Something must break

When You Call My Name


Title: The Rolling Stones – Bitch

 

I miss you too much lately. Still, I feel like you’ve changed, so I have to learn to know you again. I miss it when you call my name and I felt like you looked up to me as if I was some kind of superhero, while I thought to myself that you are the most perfect girl I can think of and how lucky I am. To quote The Beatles: “You don’t look different, but you have changed”. We all change. Still, we don’t change. People change a bit, but not totally. You’re still the girl I knew, and you’re still the girl I fell and keeps falling in love with. I love you with all of my heart. I need you. I miss spending all my spare time with you. I think I’m a bit depressed from all the missing you.
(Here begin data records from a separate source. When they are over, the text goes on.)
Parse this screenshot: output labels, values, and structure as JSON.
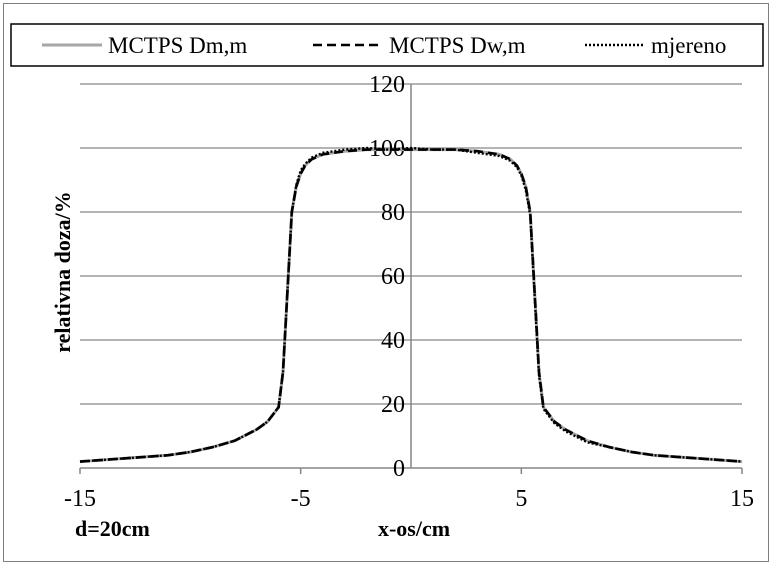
{
  "chart_data": {
    "type": "line",
    "title": "",
    "xlabel": "x-os/cm",
    "ylabel": "relativna doza/%",
    "annotation": "d=20cm",
    "xlim": [
      -15,
      15
    ],
    "ylim": [
      0,
      120
    ],
    "xticks": [
      -15,
      -5,
      5,
      15
    ],
    "yticks": [
      0,
      20,
      40,
      60,
      80,
      100,
      120
    ],
    "grid": "horizontal",
    "legend_position": "top",
    "series": [
      {
        "name": "MCTPS Dm,m",
        "style": "solid",
        "color": "#a6a6a6",
        "x": [
          -15,
          -13,
          -11,
          -10,
          -9,
          -8,
          -7,
          -6.5,
          -6,
          -5.8,
          -5.6,
          -5.4,
          -5.2,
          -5,
          -4.8,
          -4.5,
          -4,
          -3,
          -2,
          -1,
          0,
          1,
          2,
          3,
          4,
          4.5,
          4.8,
          5,
          5.2,
          5.4,
          5.6,
          5.8,
          6,
          6.5,
          7,
          8,
          9,
          10,
          11,
          13,
          15
        ],
        "y": [
          2,
          3,
          4,
          5,
          6.5,
          8.5,
          12,
          14.5,
          19,
          30,
          55,
          80,
          88,
          92,
          94.5,
          96.5,
          98,
          99,
          99.5,
          99.5,
          99.5,
          99.5,
          99.5,
          99,
          98,
          96.5,
          94.5,
          92,
          88,
          80,
          55,
          30,
          19,
          14.5,
          12,
          8.5,
          6.5,
          5,
          4,
          3,
          2
        ]
      },
      {
        "name": "MCTPS Dw,m",
        "style": "dashed",
        "color": "#000000",
        "x": [
          -15,
          -13,
          -11,
          -10,
          -9,
          -8,
          -7,
          -6.5,
          -6,
          -5.8,
          -5.6,
          -5.4,
          -5.2,
          -5,
          -4.8,
          -4.5,
          -4,
          -3,
          -2,
          -1,
          0,
          1,
          2,
          3,
          4,
          4.5,
          4.8,
          5,
          5.2,
          5.4,
          5.6,
          5.8,
          6,
          6.5,
          7,
          8,
          9,
          10,
          11,
          13,
          15
        ],
        "y": [
          2,
          3,
          4,
          5,
          6.5,
          8.5,
          12,
          14.5,
          19,
          30,
          55,
          80,
          88,
          92,
          94.5,
          96.5,
          98,
          99,
          99.5,
          99.5,
          99.5,
          99.5,
          99.5,
          99,
          98,
          96.5,
          94.5,
          92,
          88,
          80,
          55,
          30,
          19,
          14.5,
          12,
          8.5,
          6.5,
          5,
          4,
          3,
          2
        ]
      },
      {
        "name": "mjereno",
        "style": "dotted",
        "color": "#000000",
        "x": [
          -15,
          -13,
          -11,
          -10,
          -9,
          -8,
          -7,
          -6.5,
          -6,
          -5.8,
          -5.6,
          -5.4,
          -5.2,
          -5,
          -4.8,
          -4.5,
          -4,
          -3,
          -2,
          -1,
          0,
          1,
          2,
          3,
          4,
          4.5,
          4.8,
          5,
          5.2,
          5.4,
          5.6,
          5.8,
          6,
          6.5,
          7,
          8,
          9,
          10,
          11,
          13,
          15
        ],
        "y": [
          2,
          3,
          4,
          5,
          6.5,
          8.5,
          12,
          14.5,
          19,
          30,
          55,
          80,
          88.5,
          93,
          95,
          97,
          98.5,
          99.5,
          100,
          99.5,
          100,
          99.5,
          99.5,
          98.5,
          97.5,
          96,
          94,
          91.5,
          87,
          79,
          54,
          29,
          18.5,
          14,
          11.5,
          8,
          6.5,
          5,
          4,
          3,
          2
        ]
      }
    ]
  }
}
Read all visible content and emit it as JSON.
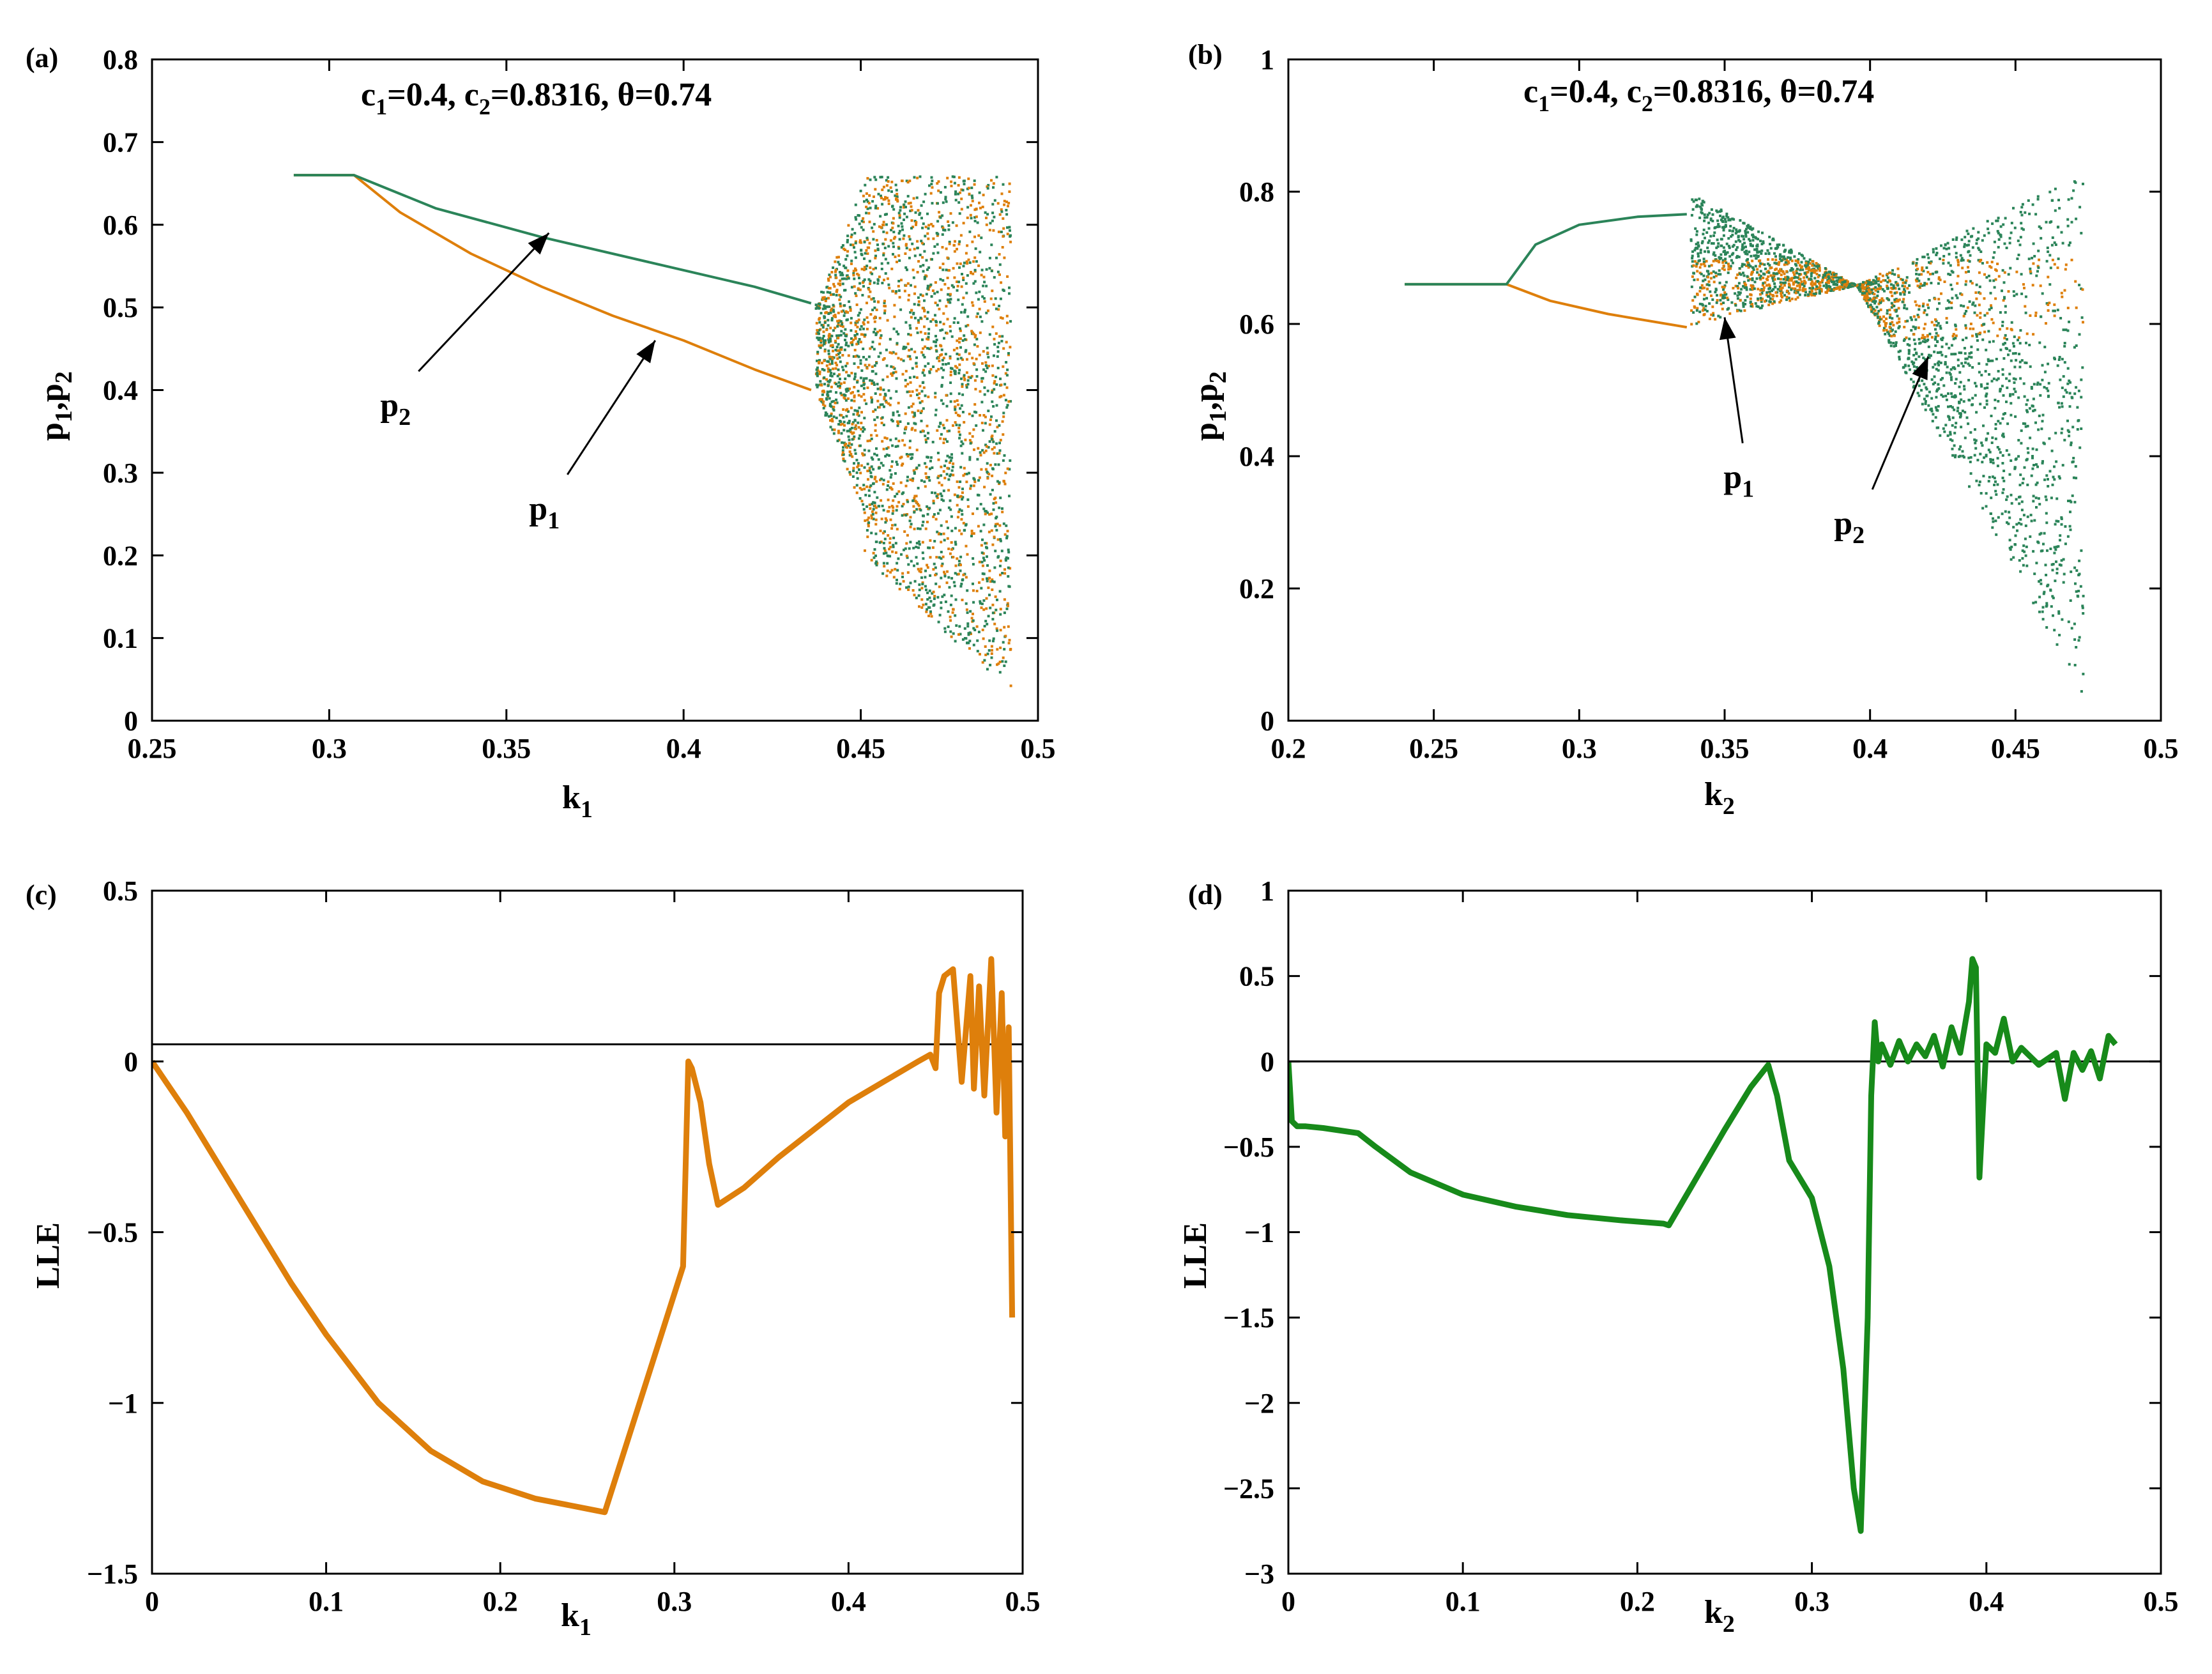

I want you.

 

Though, you have to be free. I get that you have to change, because I’m not the only person in your world and you’ve understood some things I haven’t really figured before this weekend. Mainly, what you’ve gotten that I haven’t before now, is that it’s not so that you have to let go of everything of your current life when you get engaged or move together with someone. You can still visit your family. You can still talk to them. In my mind, I’ve been set to let go of everything once it was just you and me. But there is no “just you and me”, is there? We can’t just die away from everything, in a social suicide metaphorical way. I don’t have to stop talking and meeting and hanging out with all of my friends. If I’d gotten this a couple of years ago, I’d have so many more friends now.

 

Since I haven’t figured this before now, I’ve kinda been preparing to let go of everything and everyone.